CH(96)07
22 October 1996
Dear Colleague
This is the fourth in a series of letters that are intended to keep you and your colleagues informed of current HFEA policy. This letter contains new information on issues that have recently been considered by the Authority and clarification of issues that may have given clinics difficulties over the last few months.
The issues covered in the Annexes to this letter are:
1. The definition of non-viable gametes
2. Restrictions on the use of failed to fertilise oocytes
3. Late inspection papers
4. Collection of data for the HFEA Register
5. Benefits in kind
I hope that you find this information helpful. Please contact the inspector co-ordinator for your clinic or Carol Perkins or Bea Heales if you have any queries about this letter.
Yours faithfully
Mrs Ruth Deech
Chairman
1. The definition of non-viable gametes
Flora Goldhill's letter of 18 July 1995 (copy attached) set out the additional standard licence conditions for ICSI [Ref: CE(95)1]. In appendix 1 of that letter reference is made to the use of non-viable gametes in the training of ICSI practitioners. Clinics have requested that the definition of 'non-viable' gametes be clarified, and, in response to these requests, the following definitions have been agreed:
Damaged oocytes - In the context of ICSI practice, an oocyte has been damaged where cytoplasmic leakage has occurred or where the cytoplasm has become diffuse and non-translucent owing to breakdown of the vitelline membrane.
Non-viable oocytes - An oocyte 'damaged' as defined above would be non-viable, as also would be a 48-hour-old-failed-to-fertilise egg which had no visible evidence of a pro-nucleus or of a second polar body.(see below).
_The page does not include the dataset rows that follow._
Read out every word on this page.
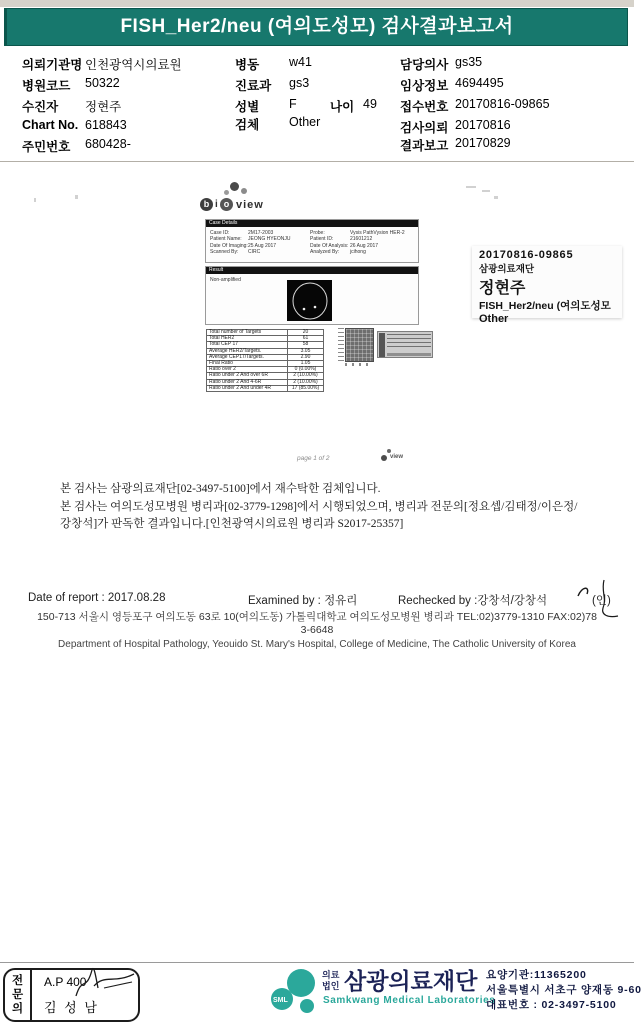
FISH_Her2/neu (여의도성모) 검사결과보고서
의뢰기관명 인천광역시의료원
병원코드 50322
수진자 정현주
Chart No. 618843
주민번호 680428-
병동 w41
진료과 gs3
성별 F	나이 49
검체 Other
담당의사 gs35
임상정보 4694495
접수번호 20170816-09865
검사의뢰 20170816
결과보고 20170829
b i o view
Case Details
Case ID:	2M17-2003	Probe:	Vysis PathVysion HER-2
Patient Name: JEONG HYEONJU	Patient ID:	21601212
Date Of Imaging: 25 Aug 2017	Date Of Analysis: 26 Aug 2017
Scanned By: CIRC	Analyzed By: jcihong
Result
Non-amplified
20170816-09865
삼광의료재단
정현주
FISH_Her2/neu (여의도성모
Other
Total number of Targets	20
Total HER2	61
Total CEP 17	58
Average HER2/Targets.	3.05
Average CEP17/Targets.	2.90
Final Ratio	1.05
Ratio over 2	0 (0.00%)
Ratio under 2 And over 6R	2 (10.00%)
Ratio under 2 And 4-6R	2 (10.00%)
Ratio under 2 And under 4R	17 (85.00%)
page 1 of 2	view
본 검사는 삼광의료재단[02-3497-5100]에서 재수탁한 검체입니다.
본 검사는 여의도성모병원 병리과[02-3779-1298]에서 시행되었으며, 병리과 전문의[정요셉/김태정/이은정/
강창석]가 판독한 결과입니다.[인천광역시의료원 병리과 S2017-25357]
Date of report : 2017.08.28	Examined by : 정유리	Rechecked by :강창석/강창석	(인)
150-713 서울시 영등포구 여의도동 63로 10(여의도동) 가톨릭대학교 여의도성모병원 병리과 TEL:02)3779-1310 FAX:02)78
3-6648
Department of Hospital Pathology, Yeouido St. Mary's Hospital, College of Medicine, The Catholic University of Korea
전문의
A.P 400
김 성 남	SML
의료
법인 삼광의료재단
Samkwang Medical Laboratories
요양기관:11365200
서울특별시 서초구 양재동 9-60
대표번호 : 02-3497-5100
Non-viable sperm - Sperm would be non-viable if, by chemical or other treatment, they had been rendered incapable of initiating fertilisation. Clinics would be required to provide information on the method used and would be responsible for ensuring that their method was effective.
Although non-viable gametes may be used to practice ICSI technique, it is the clinic's responsibility to ensure that fertilisation is not initiated. If a centre is in any doubt about whether or not fertilisation would be initiated when injecting sperm into an oocyte, then they should apply for a research licence.
2. Restrictions on the use of failed to fertilise oocytes
Section 1 (l)(b) of the Human Fertilisation and Embryology Act 1990 states that "references to an embryo [in the Act] include an egg in the process of fertilisation". This means that, where an oocyte is in the process of fertilisation, any manipulation of that oocyte would have to be licensed under the Act. Therefore, failed to fertilise oocytes can only be manipulated without a research licence, for example, to train ICSI practitioners, where clinics can be sure that the occyte is not in the process of fertilisation.
Failed to fertilise oocytes need not be regarded as an embryo under the terms of the Act if it can be established that the process of fertilisation has permanently halted. The HFEA has agreed that this can be established when a failed to fertilise oocyte is at least 48 hours old and there is no visible evidence of a pro-nucleus or of a second polar body.
Therefore manipulation of failed to fertilise oocytes should only be carried out:
- under a research licence; or
- where the failed to fertilise oocytes are at least 48 hours old and there is no visible evidence of a pro-nucleus or of a second polar body.
3. Late inspection papers
The late submission of inspection papers by licensed clinics disrupts the Authority's work, interferes with the smooth processing of licence applications from other clinics and may unduly delay papers being sent to inspectors prior to inspection of the clinic concerned. Clinics are strongly requested to submit licence applications by the required deadline.
4. Collection of data for the HFEA Register
All clinics should now be using the revised treatment forms HFEA (96) 1, 96 (2), and 96 (3) to report on licensed treatments and their outcomes. The Authority is required to collect the information provided on the treatment forms in an accurate and timely fashion. In the coming year, alongside the introduction of audits of clinics' records, the Authority will be looking at the adoption of measures to ensure that:
(a) treatment forms are completed accurately, so that they do not have to be returned for correction (a costly and time consuming exercise for both the Authority and clinic): and
(b) forms (96)1 and (96)2 are returned no later than 8 weeks after the treatment takes place (as specified on pages 100 and 105 of the Manual for Centres) and (96)3 forms are returned on the 15th day of each month (page 108, Manual for Centres).
5. Benefits in kind
My letter of 22 July 1996 (copy attached) explained the Authority's decision to remove payments to donors in the future including all benefits in kind that may currently be offered to donors. A date and programme for implementing the Authority's decision is under discussion, but one reason for an early announcement of this decision was to give clinics as much time as possible to prepare for the changes. The Authority hopes that clinics will use this transitional period to put into place strategies for recruiting unpaid donors.